Good manners are wonderful, and if you instill them into your children early on, you can help shape them into pleasant adults and boost their social IQ. Always use “please” and “thank you” when talking to your child, and they will use it when they talk to others too. Show them what good manners are early on, and they will mimic your behavior as they grow: not littering the street, picking up after themselves, and addressing others with respect will make them stand out from others early on.
Children’s dedication and commitment are admirable, but as they grow, they start giving up on things they think are “too hard” for them. “You’ll never know what could happen until you try” is one of the morals for children they will greatly benefit from. Encourage them to conquer their fears and try a sport, a new game, a new look, a new toy, and to try to befriend someone new. Even when things get tough, they shouldn’t give up easily, because the best things in life come to those who work hard and aren’t afraid to try.

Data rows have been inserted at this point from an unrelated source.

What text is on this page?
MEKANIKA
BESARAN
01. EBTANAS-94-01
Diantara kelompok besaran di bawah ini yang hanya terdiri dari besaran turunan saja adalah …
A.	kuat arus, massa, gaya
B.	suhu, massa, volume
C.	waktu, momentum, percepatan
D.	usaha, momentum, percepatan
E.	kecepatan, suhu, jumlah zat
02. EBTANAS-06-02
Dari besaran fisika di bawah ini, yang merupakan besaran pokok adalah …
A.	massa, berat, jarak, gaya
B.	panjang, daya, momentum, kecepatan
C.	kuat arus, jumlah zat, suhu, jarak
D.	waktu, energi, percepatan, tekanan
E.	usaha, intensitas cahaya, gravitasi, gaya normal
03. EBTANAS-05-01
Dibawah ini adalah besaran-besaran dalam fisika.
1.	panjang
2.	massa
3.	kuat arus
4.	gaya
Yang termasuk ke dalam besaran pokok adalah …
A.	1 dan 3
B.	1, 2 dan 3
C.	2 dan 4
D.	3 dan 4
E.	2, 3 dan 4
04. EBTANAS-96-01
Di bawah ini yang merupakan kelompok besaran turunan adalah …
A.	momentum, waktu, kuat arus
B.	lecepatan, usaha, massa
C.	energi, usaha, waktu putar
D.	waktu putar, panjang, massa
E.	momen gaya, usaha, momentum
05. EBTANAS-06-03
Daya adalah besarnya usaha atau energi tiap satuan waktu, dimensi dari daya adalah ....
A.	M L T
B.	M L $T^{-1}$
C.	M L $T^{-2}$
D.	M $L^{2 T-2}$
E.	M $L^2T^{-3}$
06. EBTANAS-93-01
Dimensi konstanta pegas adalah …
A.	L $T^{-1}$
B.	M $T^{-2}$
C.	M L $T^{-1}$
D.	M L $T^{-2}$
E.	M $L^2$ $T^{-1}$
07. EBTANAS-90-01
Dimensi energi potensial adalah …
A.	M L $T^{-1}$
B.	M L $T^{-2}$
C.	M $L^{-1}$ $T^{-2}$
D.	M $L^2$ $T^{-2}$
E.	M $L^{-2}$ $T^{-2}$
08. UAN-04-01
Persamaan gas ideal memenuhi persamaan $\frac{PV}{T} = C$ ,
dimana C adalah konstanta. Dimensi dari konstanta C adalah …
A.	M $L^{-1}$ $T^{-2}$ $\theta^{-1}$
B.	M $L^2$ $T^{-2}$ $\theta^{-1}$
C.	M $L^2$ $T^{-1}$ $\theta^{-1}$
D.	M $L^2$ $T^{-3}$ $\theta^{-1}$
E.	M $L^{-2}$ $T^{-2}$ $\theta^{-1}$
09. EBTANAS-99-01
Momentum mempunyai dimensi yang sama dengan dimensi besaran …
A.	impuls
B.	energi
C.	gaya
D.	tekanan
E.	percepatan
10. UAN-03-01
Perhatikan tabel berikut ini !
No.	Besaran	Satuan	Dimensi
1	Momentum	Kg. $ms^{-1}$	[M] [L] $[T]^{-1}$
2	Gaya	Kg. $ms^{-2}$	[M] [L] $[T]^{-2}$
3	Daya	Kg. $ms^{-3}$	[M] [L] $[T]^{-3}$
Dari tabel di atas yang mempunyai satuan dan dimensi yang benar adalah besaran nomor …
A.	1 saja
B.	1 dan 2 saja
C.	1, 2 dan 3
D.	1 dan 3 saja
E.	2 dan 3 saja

Parents soon realize how difficult it is to balance out children’s obligations and duties; there are so many activities and games to occupy their time that important life lessons to teach children can easily slip the parents’ minds. Remember that gifts, trinkets, and hundreds of hours of watching cartoons and playing video games won’t do your children much if you don’t make an effort and teach them about morals, honesty, dedication, and kindness. The list of life lessons for kids is a long one, but every parent should take time and try to instill some of those lessons and values into their children.